I've come up with the following solution:
from twisted.internet import defer, task, reactor, threads
from twisted.web.client import getPage
BATCH_SIZE = 5
def main_task():
result = defer.Deferred()
state = {'count': 0, 'done': False}
def on_parse_finish(r):
state['count'] -= 1
if state['done'] and state['count'] == 0:
result.callback(True)
def process(source):
deferred = parse(source)
state['count'] += 1
deferred.addCallback(on_parse_finish)
def fetch_urls():
for url in get_urls():
deferred = getPage(url)
deferred.addCallback(process)
yield deferred
def on_finish(r):
state['done'] = True
deferreds = []
coop = task.Cooperator()
urls = fetch_urls()
for _ in xrange(BATCH_SIZE):
deferreds.append(coop.coiterate(urls))
main_tasks = defer.DeferredList(deferreds)
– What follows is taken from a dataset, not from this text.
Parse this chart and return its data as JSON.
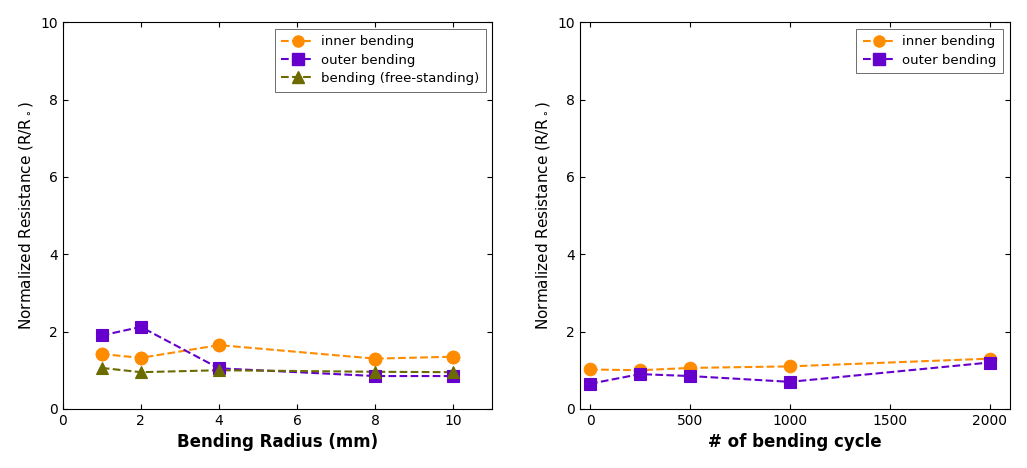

main_tasks.addCallback(on_finish)
return defer.DeferredList([main_tasks, result])
# `main_task` is meant to be used with `blockingCallFromThread`
# The following should block until all fetch/parse tasks are completed:
# threads.blockingCallFromThread(reactor, main_task)
The code works, but I feel as if I'm either missing something blatantly obvious, or ignorant of a simple Twisted pattern that would make this a lot simpler. Is there a better way to return a single Deferred that calls back when all fetching and parsing is finished?